Quartett, per esempio, è un'opera di Luca Francesconi ispirata alle Relazioni pericolose di Laclos visto attraverso una pièce di Heiner Müller: ha debuttato alla Scala nel 2011 e da allora ha girato il mondo con oltre quaranta riprese, prima di tornare a mietere successi a Milano nello scorso autunno.

Insomma, le sagge parole del Figaro mozartiano “Io non impugno mai quel che non so” dovrebbero suggerire maggior prudenza nel sostenere considerazioni di questo tipo, che giungono a diffondere l'immagine infondata dell'opera come genere morto, mummificato e museale. L'opera è più viva che mai, si diffonde sempre più capillarmente in tutto il mondo. Si scrivono opere nuove e molte hanno successo, vengono riprese. Certo,con quattro secoli di repertorio a contendersi spazio nelle stagioni, non possiamo pretendere una netta predominanza di novità in cartellone com'era nel '700, ma il panorama creativo è vivace e stimolante. Proseguire elencando nomi e titoli sarebbe ozioso. Ricorderei solo, dato che siamo a Brescia, che negli ultimi anni al Grande si sono visti capolavori del XX secolo come Il cappello di paglia di Firenze di Rota, The Turn of the Screw (1954) e Midsummer Night's Dream (1960) di Britten, Trouble in Tahiti (1952) di Bernstein e The Medium (1947) di Menotti, si è ricordato il concittadino Facchinetti con il suo Viaggio musicale all'inferno (2017) ma si sono avute anche altre prime assolute molto apprezzate: Ettore Majorana. Cronaca di infinite scomparse di Roberto Vetrano (2017) o Il sogno di una cosa di un altro bresciano, Mauro Montalbetti (2014).

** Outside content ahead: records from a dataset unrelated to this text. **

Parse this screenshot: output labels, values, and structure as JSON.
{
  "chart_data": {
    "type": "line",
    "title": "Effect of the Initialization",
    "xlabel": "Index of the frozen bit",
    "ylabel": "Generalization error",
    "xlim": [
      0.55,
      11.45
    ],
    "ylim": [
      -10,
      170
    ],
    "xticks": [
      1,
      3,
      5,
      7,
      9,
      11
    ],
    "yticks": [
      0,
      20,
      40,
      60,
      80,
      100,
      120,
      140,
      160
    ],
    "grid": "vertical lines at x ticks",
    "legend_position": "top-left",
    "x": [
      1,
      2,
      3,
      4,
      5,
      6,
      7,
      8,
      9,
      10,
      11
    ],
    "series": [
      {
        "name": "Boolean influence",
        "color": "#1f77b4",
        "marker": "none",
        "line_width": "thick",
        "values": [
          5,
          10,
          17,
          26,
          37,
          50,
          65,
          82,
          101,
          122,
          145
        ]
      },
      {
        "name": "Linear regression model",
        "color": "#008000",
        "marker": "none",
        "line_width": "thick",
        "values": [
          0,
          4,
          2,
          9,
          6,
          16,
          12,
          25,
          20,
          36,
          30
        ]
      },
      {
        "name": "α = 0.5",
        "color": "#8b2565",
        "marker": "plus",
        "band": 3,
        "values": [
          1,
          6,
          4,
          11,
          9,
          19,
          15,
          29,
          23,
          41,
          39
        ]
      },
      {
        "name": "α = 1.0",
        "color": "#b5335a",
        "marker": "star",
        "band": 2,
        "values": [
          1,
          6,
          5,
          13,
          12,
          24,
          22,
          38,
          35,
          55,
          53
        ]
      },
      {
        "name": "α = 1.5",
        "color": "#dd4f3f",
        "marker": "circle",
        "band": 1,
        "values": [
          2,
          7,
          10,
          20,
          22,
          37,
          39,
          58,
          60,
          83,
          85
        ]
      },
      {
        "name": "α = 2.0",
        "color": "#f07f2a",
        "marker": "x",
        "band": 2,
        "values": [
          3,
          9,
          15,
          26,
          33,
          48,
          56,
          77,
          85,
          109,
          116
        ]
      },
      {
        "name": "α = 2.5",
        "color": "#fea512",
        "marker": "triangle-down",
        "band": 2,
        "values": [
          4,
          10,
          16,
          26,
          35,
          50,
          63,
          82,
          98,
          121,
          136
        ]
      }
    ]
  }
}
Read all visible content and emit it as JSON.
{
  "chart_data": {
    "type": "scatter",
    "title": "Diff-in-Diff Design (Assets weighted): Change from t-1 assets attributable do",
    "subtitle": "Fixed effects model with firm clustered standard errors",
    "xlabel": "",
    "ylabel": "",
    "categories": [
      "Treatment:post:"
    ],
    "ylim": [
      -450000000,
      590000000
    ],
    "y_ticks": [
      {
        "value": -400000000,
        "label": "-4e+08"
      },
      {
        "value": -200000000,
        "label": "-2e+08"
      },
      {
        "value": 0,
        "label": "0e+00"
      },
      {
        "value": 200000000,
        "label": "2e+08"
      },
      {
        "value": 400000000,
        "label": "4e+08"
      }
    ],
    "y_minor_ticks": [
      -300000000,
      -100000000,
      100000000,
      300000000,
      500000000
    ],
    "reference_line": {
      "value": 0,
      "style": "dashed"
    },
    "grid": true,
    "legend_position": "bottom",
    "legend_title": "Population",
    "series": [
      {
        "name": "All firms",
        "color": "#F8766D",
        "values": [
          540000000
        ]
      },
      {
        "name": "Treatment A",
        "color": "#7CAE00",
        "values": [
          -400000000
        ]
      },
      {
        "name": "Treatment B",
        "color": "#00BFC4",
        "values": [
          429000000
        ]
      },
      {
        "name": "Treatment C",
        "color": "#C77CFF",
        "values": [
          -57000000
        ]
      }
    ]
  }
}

Anche il discorso, tranchant e ingeneroso, sui cantanti di oggi non risponde alla realtà. Dire che “talenti, disponibilità, studio, sacrificio, confronto” appartengono a una “terra scomparsa” suona tristemente come una cattiveria gratuita e offensiva verso intere generazioni di musicisti. Se, infatti, ci si limita ad alludere a una manciata di fenomeni crossover che con il teatro lirico non hanno nulla a che fare, si ignora la realtà, si fa torto alle schiere di artisti che animano le stagioni liriche internazionali. Autentici divi, grandi cantanti, ottimi professionisti, voci emergenti: abbiamo interpreti che infiammano i melomani, che li dividono, che accendono infinite discussioni. Sì, il melomane di oggi ascoltando i dischi potrà distinguere Lina Pagliughi da Toti dal Monte, ma andando a teatro (e ascoltando registrazioni più recenti) conoscerà bene anche Anna Netrebko, Anja Harteros, Sonya Yoncheva, Marina Rebeka, Pretty Yende, Jessica Pratt, Anna Pirozzi e tanti altri.

Pezzi come l'Elzeviro di Curzia Ferrari diffondono un'idea dell'opera fatta di pregiudizi e da pregiudizi generata. I fatti ogni giorno ci confermano che l'opera è più viva che mai, che continua a viaggiare per il mondo e a diffondersi in ogni continente (dati sulle attività dei teatri e l'affluenza del pubblico parlano chiaro). I fatti ogni giorno ci confermano che l'opera è un genere che continua a stimolare nuove creazioni, passioni, riflessioni, che si rinnova anche nella rinascita continua dei titoli storici con uomini e donne di oggi per uomini e donne di oggi. I fatti ci dicono che l'opera è viva, è vita e non è la venerazione di una salma imbalsamata.